Home > News > Teenage boys find 500 wartime munitions, alert RENEW team for safe removal and destruction

Trieu Phong, Quang Tri (16 July 2014)

A cache of unexploded ordnance was recovered and removed from an acacia forest in a coastal area of Quang Tri Province this week, after two schoolboys rode their bicycles two kilometers to report their discovery to a Project RENEW team.

Team Leader Truong Cong Vinh taking notes from Hoa and Phien, ninth graders at Trieu Van School, whose information guided a RENEW team to four different locations littered with more than 500 wartime unexploded ordnance (UXO).

Team Leader Truong Cong Vinh taking notes from Hoa and Phien, ninth graders at Trieu Van School, whose information guided a RENEW team to four different locations littered with more than 500 wartime unexploded ordnance (UXO).

The two boys, Le Thai Phien and Van Dinh Hoa, ninth grade students at Trieu Van School, knew that Project RENEW operated a Central Demolition Site (CDS) in the area, because controlled explosions occur there regular as RENEW staff destroy old ordnance. The area is sealed off for safety and no one is allowed to come near during a demolition, but the explosions can be heard for miles around.

“We had just finished a controlled demolition at the CDS and opened the roads to normal traffic,” said Team Leader Truong Cong Vinh, “when the boys rode up on their bicycles and told us they had found some UXO in a forest in Trieu Lang Commune.”

UXO unearthed by the EOD team, to be transported to the CDS for destruction.

UXO unearthed by the EOD team, to be transported to the CDS for destruction.

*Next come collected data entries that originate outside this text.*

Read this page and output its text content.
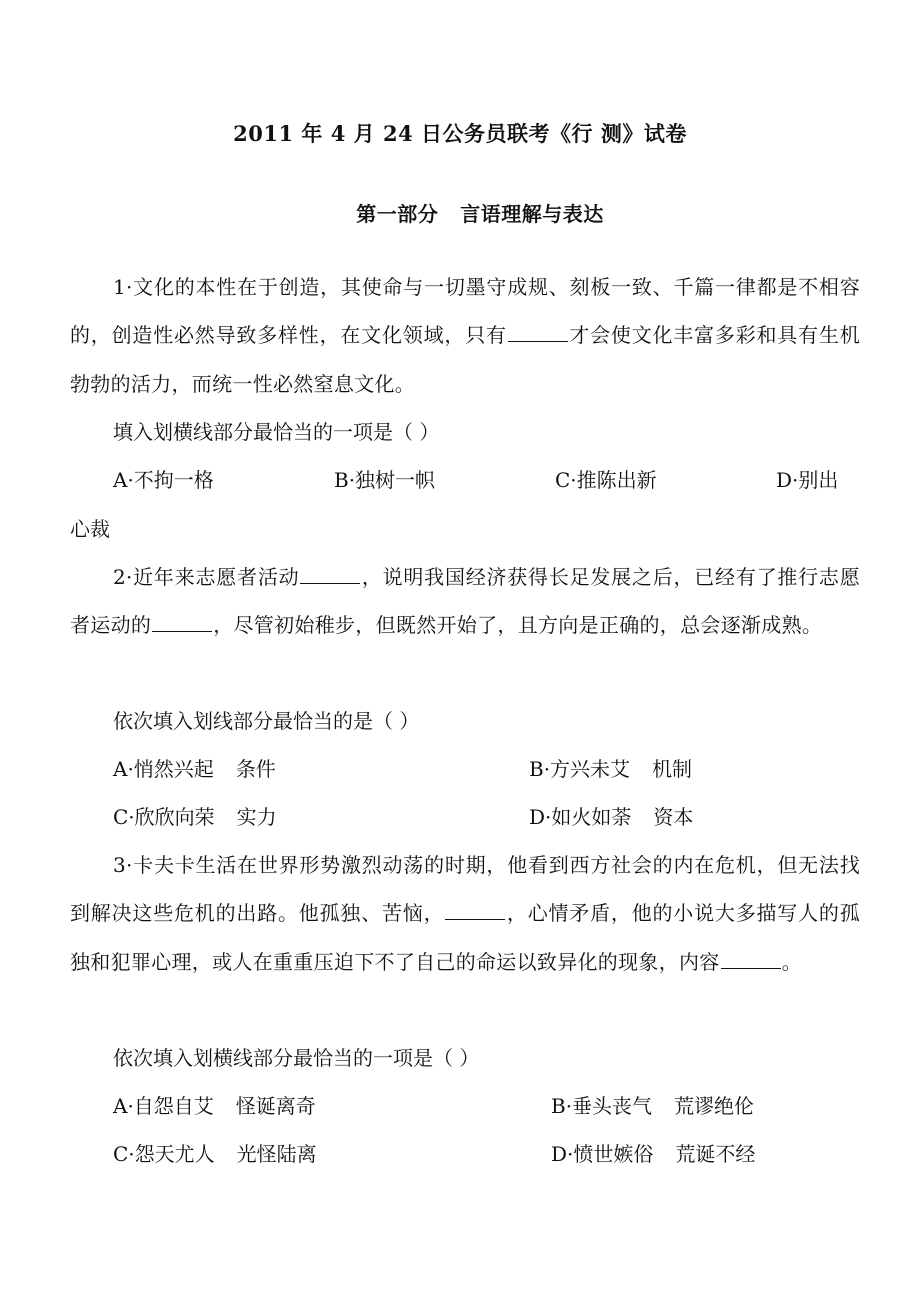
2011 年 4 月 24 日公务员联考《行 测》试卷
第一部分 言语理解与表达
1·文化的本性在于创造，其使命与一切墨守成规、刻板一致、千篇一律都是不相容的，创造性必然导致多样性，在文化领域，只有	才会使文化丰富多彩和具有生机勃勃的活力，而统一性必然窒息文化。
填入划横线部分最恰当的一项是（ ）
A·不拘一格	B·独树一帜	C·推陈出新	D·别出
心裁
2·近年来志愿者活动	，说明我国经济获得长足发展之后，已经有了推行志愿者运动的	，尽管初始稚步，但既然开始了，且方向是正确的，总会逐渐成熟。
依次填入划线部分最恰当的是（ ）
A·悄然兴起 条件	B·方兴未艾 机制
C·欣欣向荣 实力	D·如火如荼 资本
3·卡夫卡生活在世界形势激烈动荡的时期，他看到西方社会的内在危机，但无法找到解决这些危机的出路。他孤独、苦恼，	，心情矛盾，他的小说大多描写人的孤独和犯罪心理，或人在重重压迫下不了自己的命运以致异化的现象，内容	。
依次填入划横线部分最恰当的一项是（ ）
A·自怨自艾 怪诞离奇	B·垂头丧气 荒谬绝伦
C·怨天尤人 光怪陆离	D·愤世嫉俗 荒诞不经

Vinh talked with the boys, questioned them about the exact locations of the ordnance, and scheduled his team to deploy to the sites identified by the boys. Following the boys’ directions, the teams found several locations that covered an area of some 600 m2 in Trieu Lang Commune. “Our five-man team worked for seven consecutive days and found 530 items of UXO, including cluster bombs, rockets, projectiles and a lot of fuzes,” reported Vinh. He said the munitions included white phosphorous canisters, which are highly dangerous, and had to be transported back to the CDS for later destruction.

Phien explained why he and Hoa decided to contact the RENEW team. “Hoa and I went to a Mine Risk Education musical show conducted by the Youth Union in our village recently,” Phien said. “After watching the performances, Hoa and I decided we needed to report the ordnance we had found in the acacia forest a couple of months ago.” Phien said he and Hoa were looking for acacia seedlings for their parents to plant in the family gardens when they discovered the munitions. “Suddendly we saw some wartime munitions lying half exposed on the sand,” Phien said.

At that time the boys did nothing. Then they attended the Youth Union music show and presentation on Mine Risk Education. Shortly after, they decided they should contact the RENEW team the next time they were working at the CDS.

As part of Project RENEW’s Mine Risk Education in coordination with thelocal Youth Union, the traveling music shows are aimed at educating children and adults on UXO risks and encouraging them to report UXO discoveries to RENEW’s team for safe removal. During the first six months of 2014, 15,000 children and adults in rural and far-off areas were exposed to UXO safety through the traveling MRE shows.

Hoa and Phien’s action, and the intervention of other children and adults who take responsibility for their neighbor’s safety, continue to prevent an unknown number of accidents and deaths. In May 2014, an American 100lb white phosphorous bomb was destroyed by a RENEW EOD team after an 82-year-old grandfather acted quickly to protect his grandson from a possible accident while fishing. The careful response of these two schoolboys, and the grandfather’s prompt reaction, both demonstrate that more and more people in Quang Tri Province know how to stay safe, and how to keep their families and their neighbors safe.